Conhecemos a todos e todos nos conhecem. Pode ser que não gostem de nós, mas nossa vida depende deles. Proporcionam quase tudo o que precisamos para sobreviver. São o nosso sistema de saúde. Não há fundo de pensões a não ser nossos próprios filhos. São o nosso banco, nossa escola, nossa polícia, tudo. Se perdemos nossa família e nosso círculo íntimo, estamos mortos, a menos que encontremos uma família substituta.
Podemos dizer que, em certo sentido, a vida talvez seja pior hoje em dia do que em 1700, porque perdemos boa parte da conexão com a comunidade que nos cerca. É um argumento sólido..., mas aconteceu. Hoje em dia, as pessoas, muitas pessoas, buscam viver como indivíduos isolados e alienados. Nas sociedades mais avançadas, as pessoas vivem como indivíduos alienados, sem uma verdadeira comunidade ao seu redor, e com uma família muito pequena.

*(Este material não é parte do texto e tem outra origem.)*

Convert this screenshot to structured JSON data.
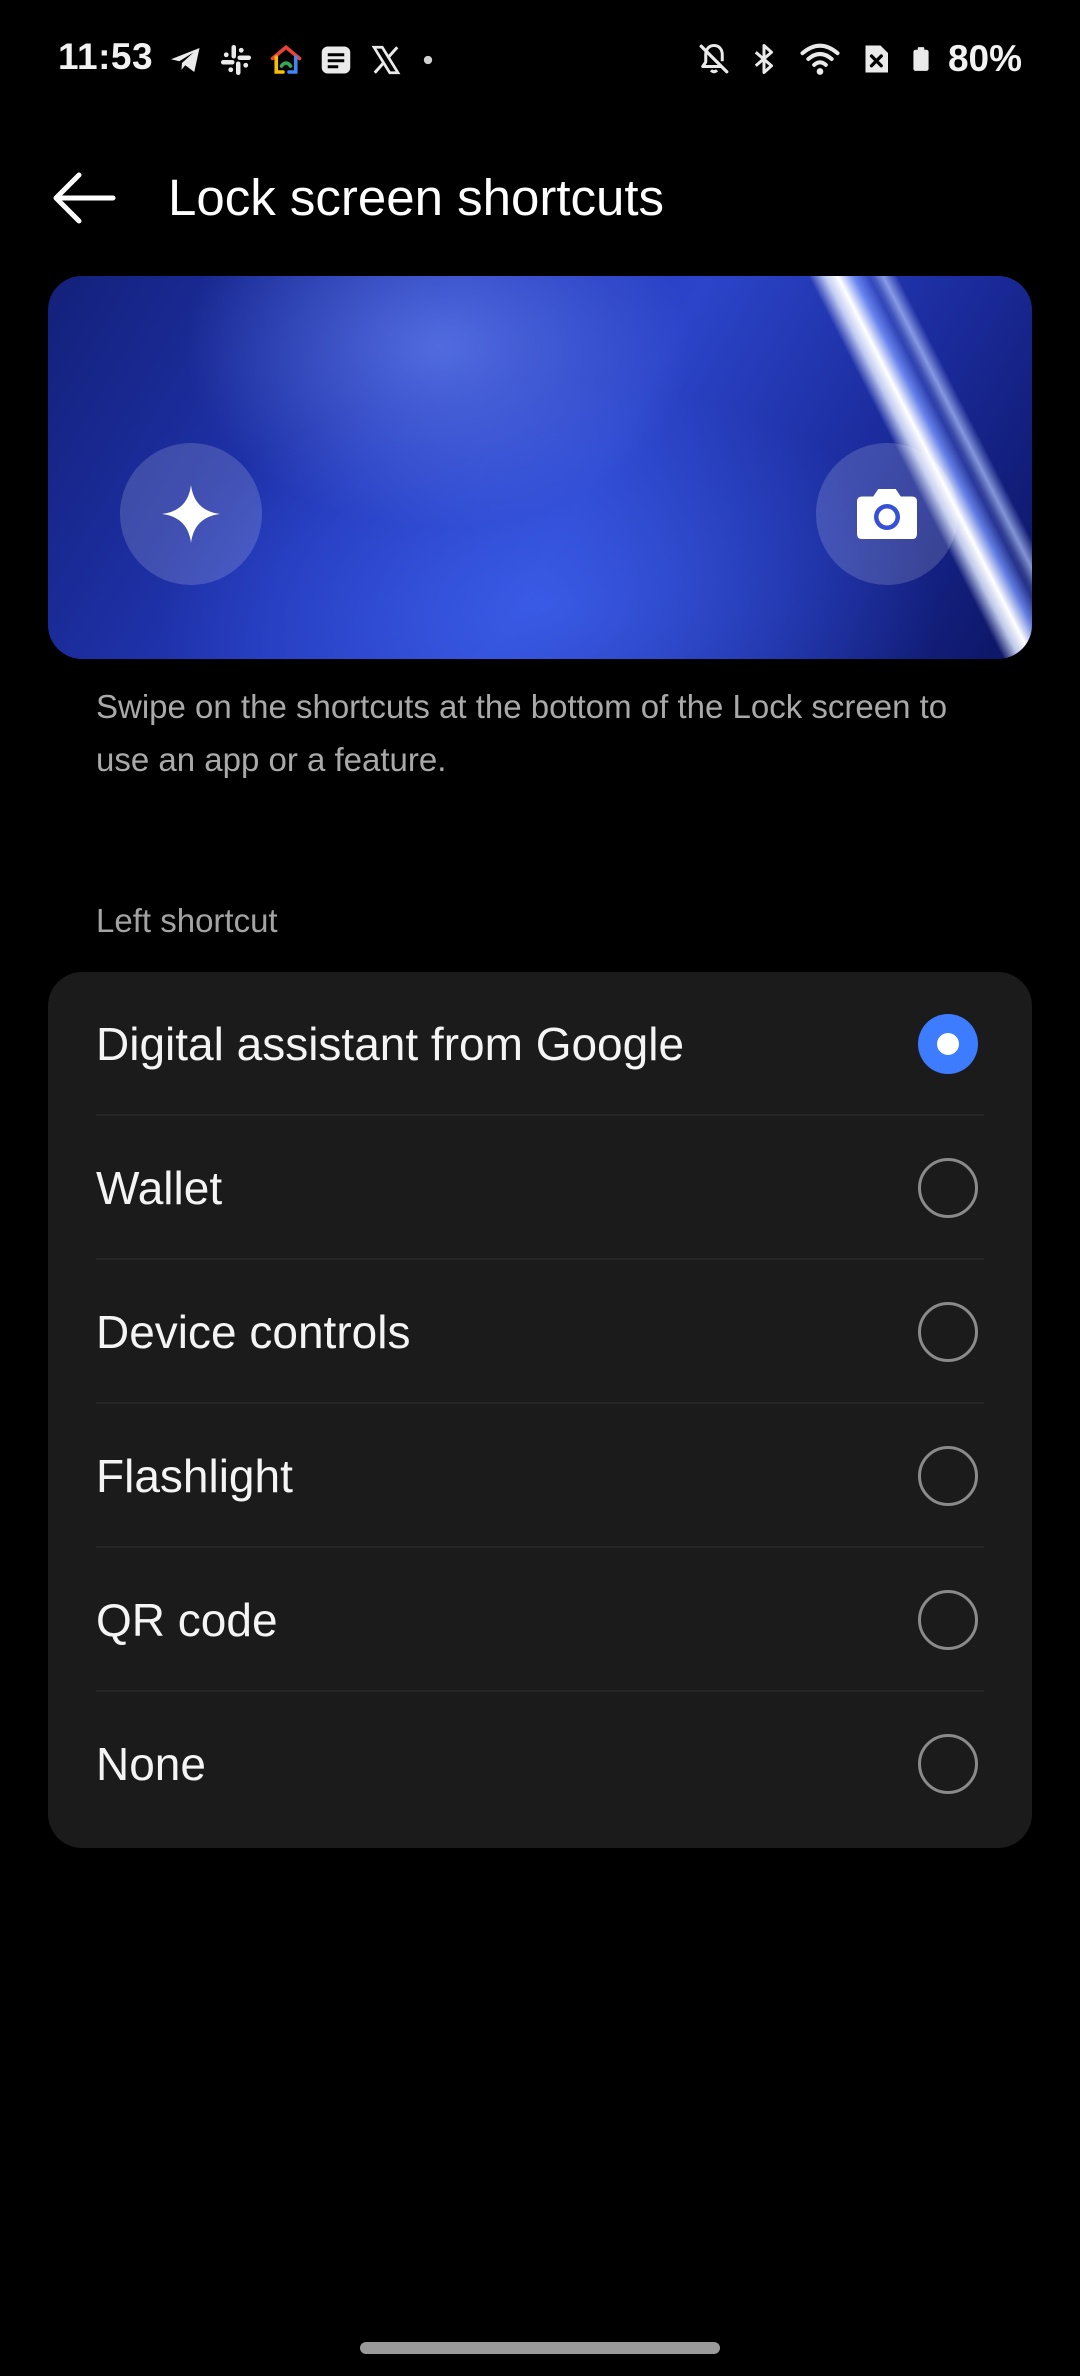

Não há mais grandes famílias estendidas. Agora, a família é muito pequena, talvez se limite apenas ao casal, talvez com um ou dois filhos, e mesmo esses talvez vivam em outra cidade, em outro país, e só se vejam uma vez a cada vários meses, no máximo. E o espantoso é que as pessoas suportam. E só passaram duzentos anos.
O que acontecerá nos próximos cem anos nessa escala de nossa vida diária, de nossos relacionamentos íntimos? Tudo é possível. Pode ser que o Japão vá estar vinte anos à frente do resto do mundo em tudo. Se olharmos para o Japão atual, vemos que as pessoas mantêm relações com parceiros virtuais. E há pessoas que nunca saem de casa e vivem apenas através de seus computadores.
Pode ser que esse seja o futuro ou pode ser que não, não sei, mas para mim o surpreendente é que é possível pensar que, dada a herança biológica da humanidade, tudo isso seria impossível, mas não é. Aparentemente, o Homo sapiens é inclusive mais maleável do que costumamos acreditar.
Daqui podemos tirar uma lição, ou ao menos pode dar o que pensar em relação à nova revolução tecnológica. Ninguém duvidaria que todas as novas tecnologias potencializarão novamente as capacidades coletivas da humanidade, mas a pergunta que devemos nos fazer é o que está acontecendo em escala individual.
A história nos oferece evidências suficientes para saber que é possível dar um grande passo à frente na capacidade coletiva, ao mesmo tempo em que ocorre um importante retrocesso em relação à felicidade e o sofrimento individuais. No que diz respeito às novas tecnologias que estão surgindo, não só devemos nos perguntar como afetarão as capacidades coletivas da humanidade, mas também qual será o seu efeito no dia a dia dos indivíduos.
Em termos históricos, os acontecimentos no Oriente Próximo, com o Estado Islâmico e todo o resto, não são mais do que um buraco na estrada da história. O Oriente Próximo não é muito importante. O Vale do Silício é muito mais. É o mundo do século XXI, e não estou me referindo apenas à tecnologia.
No que se refere às ideias, às religiões, atualmente, o lugar mais interessante do mundo é o Vale do Silício, não o Oriente Próximo. Estas são as religiões que conquistarão o mundo, não as que surgem da Síria, Iraque e Nigéria.